As a low-income woman maneuvering through higher education, I lacked a sense of belonging and community. I often found myself grappling with the notion of who I was in a higher education setting or even what that meant for me, my child, and my future. Well into my Bachelor’s Degree, after a daunting transition from community college to a four-year university, I slowly began to piece together my intense disconnection to the college community. I stumbled upon the Ronald E. McNair Scholar program for minority students, where I was submerged into a sub-community of racially diverse college students lead by a racially diverse faculty and staff. I began to realize my intense disconnection from the larger community was due to the lack of people that looked like me, spoke like me, came from a similar family life or class status as me, and who were also first-generation students (like many of us Latinx).
I began to realize that the large Latinx community I was born into and raised into was non-existent in the college environment.

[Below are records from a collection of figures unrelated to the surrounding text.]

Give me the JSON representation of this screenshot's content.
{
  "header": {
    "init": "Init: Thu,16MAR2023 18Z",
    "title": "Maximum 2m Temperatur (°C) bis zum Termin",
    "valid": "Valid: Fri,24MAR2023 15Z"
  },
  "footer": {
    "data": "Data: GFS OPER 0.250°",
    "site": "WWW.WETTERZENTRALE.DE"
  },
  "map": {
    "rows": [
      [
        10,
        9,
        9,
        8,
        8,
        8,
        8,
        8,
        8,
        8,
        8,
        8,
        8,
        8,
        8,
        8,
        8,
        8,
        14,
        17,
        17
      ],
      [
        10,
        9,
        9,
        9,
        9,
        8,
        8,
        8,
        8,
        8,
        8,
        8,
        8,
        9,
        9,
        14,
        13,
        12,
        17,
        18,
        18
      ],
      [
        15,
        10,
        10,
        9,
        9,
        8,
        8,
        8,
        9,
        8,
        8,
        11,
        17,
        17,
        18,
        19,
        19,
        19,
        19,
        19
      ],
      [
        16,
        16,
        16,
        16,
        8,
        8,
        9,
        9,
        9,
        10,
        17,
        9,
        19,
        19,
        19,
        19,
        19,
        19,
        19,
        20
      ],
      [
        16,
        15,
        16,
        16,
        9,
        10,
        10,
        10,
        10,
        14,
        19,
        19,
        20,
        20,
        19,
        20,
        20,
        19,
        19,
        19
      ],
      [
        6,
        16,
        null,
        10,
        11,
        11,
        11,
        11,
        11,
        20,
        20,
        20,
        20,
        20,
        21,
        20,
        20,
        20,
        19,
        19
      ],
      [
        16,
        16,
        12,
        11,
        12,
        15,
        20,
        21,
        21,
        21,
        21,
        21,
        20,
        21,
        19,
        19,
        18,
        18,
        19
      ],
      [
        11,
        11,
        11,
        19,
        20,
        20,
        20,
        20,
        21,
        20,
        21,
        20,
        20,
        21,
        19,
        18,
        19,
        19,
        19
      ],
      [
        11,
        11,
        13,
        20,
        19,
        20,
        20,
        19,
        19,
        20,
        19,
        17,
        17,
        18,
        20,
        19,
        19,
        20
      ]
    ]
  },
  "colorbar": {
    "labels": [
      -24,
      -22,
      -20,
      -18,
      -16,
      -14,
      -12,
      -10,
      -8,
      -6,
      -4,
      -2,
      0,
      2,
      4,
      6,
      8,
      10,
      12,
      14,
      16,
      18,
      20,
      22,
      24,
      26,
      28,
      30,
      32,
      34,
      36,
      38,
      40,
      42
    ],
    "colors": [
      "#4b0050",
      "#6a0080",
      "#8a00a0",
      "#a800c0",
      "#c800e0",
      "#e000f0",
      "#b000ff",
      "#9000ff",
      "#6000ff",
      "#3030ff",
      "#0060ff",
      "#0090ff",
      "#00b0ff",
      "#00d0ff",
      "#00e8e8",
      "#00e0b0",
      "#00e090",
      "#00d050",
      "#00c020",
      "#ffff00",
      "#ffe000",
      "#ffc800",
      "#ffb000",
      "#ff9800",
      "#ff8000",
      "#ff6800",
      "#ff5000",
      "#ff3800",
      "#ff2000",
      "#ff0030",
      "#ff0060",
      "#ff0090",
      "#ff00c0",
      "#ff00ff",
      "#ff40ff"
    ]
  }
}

The passion I always had for my community and my people, mi gente, along with my new found understanding of oppression and patriarchy, ignited a spark that still forges my efforts to fight for equity within organizations, the workforce, and academia. My experience as a McNair Scholar, where I saw many of my racial minority peers in engineering face unique challenges, solidified how I would enact a plan to help advance the Latinx community – by focusing on STEM, specifically Engineering.
It may initially seem odd to think of promoting social justice through engineering. However, when you break down the meaning of social justice – equity within our society through just distribution of opportunity, privilege, and wealth – and then you look at the engineering community, both in the academy and in the corporate setting (industry), latent themes of suppression and oppression surface. My advocacy and research are driven by trying to answer why the Latinx community is so underrepresented in engineering education, engineering professions, and in the workforce. Largely a male-dominated field, engineering has astonishing diversity disparities related to race and gender. The culture of masculinity is embodied through language, tasks, positions, and social interactions, all reinforced through a larger higher education system.
My scholarship promotes social justice for Latinx, our families and our community in various ways, both directly and indirectly. My lived experiences allow for the relatability necessary to identify and push back on inequitable situations.
My academic experiences shape the manner in which I critically analyze the advancement of the Latinx community, while at the same time providing an outlet to have their voices – our voices – heard.
Through conducting research in academia, engineering professions, and organizations, I work to not only advance the scholarship on our community but also to ensure that scholarship is placed into action to create positive change for our people. Deconstructing the barriers to education can open pathways for the emerging Latinx generation to advance.
My education has not only afforded me a degree, it has afforded me a voice, once silenced, that echoes well beyond my reach to support and advocate for Latinx.